Down about 20 percent in 2006, Intel was the worst performer in the Dow Jones Industrial Average in a year that turned out to be pretty good for stocks. It will get attention as a rebound candidate from those that subscribe to the Dogs of the Dow theory. Is there evidence to support an expectation of a bounce back? As explained below, we don't see it in the financial results through the quarter ending in September 2006.
Cash Management. Intel's cash management gauge reads 6 out of 25 possible points. When we dig into this, we see that the points reflect the company's first-rate financial strength, rather than operating efficiencies. We don't need to worry for a nanosecond about this company's creditworthiness, but we'll note for the record that the current ratio is a solid 1.94. This figure is down somewhat from previous years, probably because the company has been using its cash hoard for capital investments and to buy back stock. Long-term debt to equity is a scant 6 percent, which might be surprising given how expensive it is to build and retool chip foundries. Accounts receivable are 34 days of revenue, which is down a bit (good) from recent levels. On the other hand, and this is important, the company is holding 101 days of inventory, as measured by the cost of goods sold. This is the highest inventory level in 10 years and far above the five-year median value of 67 days. When coupled with the fact that finished goods constitute 37 percent of inventory, which is at the upper end of its historic range, we can't be optimistic about future revenue growth and pricing power.
Growth. The growth metrics are horrible, with the company undeserving of a single point of the 25 possible on the growth gauge. Revenues are down 6 percent year-over-year. Cash flow from operations is down 33 percent. Net income is down 28 percent. Revenue/assets is 77 percent, down from 81 percent a year ago, but within the historic range.
Profitability. Also dismal. This gauge reads 5 out of 25 points. The accrual ratio is +4 percent. A negative number is preferred for this ratio, and it was negative for Intel a year ago. The return on invested capital in 17 percent, which is the slimmest ROIC figure in the last 3 years. At 12 percent, free cash flow to equity has taken an even steeper decline. And, to put the final nail in the coffin, a 79-percent ratio of operating expenses to revenue is 10 percentage points higher than a year ago.

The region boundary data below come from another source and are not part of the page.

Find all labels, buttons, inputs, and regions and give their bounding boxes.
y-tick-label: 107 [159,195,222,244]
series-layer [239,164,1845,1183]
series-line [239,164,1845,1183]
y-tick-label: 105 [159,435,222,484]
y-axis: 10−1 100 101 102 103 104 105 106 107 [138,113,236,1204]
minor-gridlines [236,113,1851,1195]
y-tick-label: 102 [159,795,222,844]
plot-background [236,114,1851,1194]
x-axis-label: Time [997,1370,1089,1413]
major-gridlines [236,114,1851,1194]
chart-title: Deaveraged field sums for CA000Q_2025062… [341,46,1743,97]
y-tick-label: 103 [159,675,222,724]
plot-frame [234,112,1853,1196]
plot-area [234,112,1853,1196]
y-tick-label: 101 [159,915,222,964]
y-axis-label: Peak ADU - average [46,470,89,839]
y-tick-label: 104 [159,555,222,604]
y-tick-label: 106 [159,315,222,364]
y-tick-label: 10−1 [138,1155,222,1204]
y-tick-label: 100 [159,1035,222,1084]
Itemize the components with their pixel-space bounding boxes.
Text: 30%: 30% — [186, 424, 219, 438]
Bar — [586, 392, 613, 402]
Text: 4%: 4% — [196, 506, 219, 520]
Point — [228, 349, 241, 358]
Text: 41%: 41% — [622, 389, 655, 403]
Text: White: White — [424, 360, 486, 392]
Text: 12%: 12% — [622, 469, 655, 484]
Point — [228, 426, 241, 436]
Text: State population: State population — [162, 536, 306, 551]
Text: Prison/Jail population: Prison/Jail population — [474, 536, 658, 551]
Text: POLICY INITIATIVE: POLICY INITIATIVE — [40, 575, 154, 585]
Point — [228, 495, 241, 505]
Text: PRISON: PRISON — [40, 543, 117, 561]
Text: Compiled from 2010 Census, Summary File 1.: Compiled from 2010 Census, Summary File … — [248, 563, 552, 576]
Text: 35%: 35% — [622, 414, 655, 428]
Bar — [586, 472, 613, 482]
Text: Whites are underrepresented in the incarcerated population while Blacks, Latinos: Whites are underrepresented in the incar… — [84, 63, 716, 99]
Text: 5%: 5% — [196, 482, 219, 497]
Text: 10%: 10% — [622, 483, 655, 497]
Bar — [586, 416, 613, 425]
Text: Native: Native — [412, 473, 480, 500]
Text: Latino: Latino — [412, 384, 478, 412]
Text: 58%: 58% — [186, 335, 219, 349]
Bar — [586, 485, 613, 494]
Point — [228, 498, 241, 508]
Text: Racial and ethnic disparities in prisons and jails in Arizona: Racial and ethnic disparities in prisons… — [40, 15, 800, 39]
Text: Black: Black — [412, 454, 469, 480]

Valuation. A sad 4 of 25 possible points. This suggests that the fall in the stock price hasn't been painful enough to account for the poor operating performance. Since net income is contracting, the PEG ratio is meaningless. The trailing P/E ratio is 20, a 30 percent premium to the market, which is odd unless one knows of a reason (Vista?) to believe future earnings growth will outpace the market. Price/Sales, down to 3.3, is the one sign of value; it suggests that a turnaround in revenues might translate into a stock price gain.
Overall. Rolling up all of the above, the overall gauge stands at a weak 16 out of 100 possible points. It's almost sad to see how fast this once-mighty bellwether has fallen. However, the semiconductor market is notoriously cyclic. Intel has bounced back before from bad market conditions. Will there be early warning signs of a comeback? We would look first at the total inventory level and then at the finished goods component of the total inventory. A drop in these figures, assuming no inventory write-down, would indicate an uptick in demand for the company's products.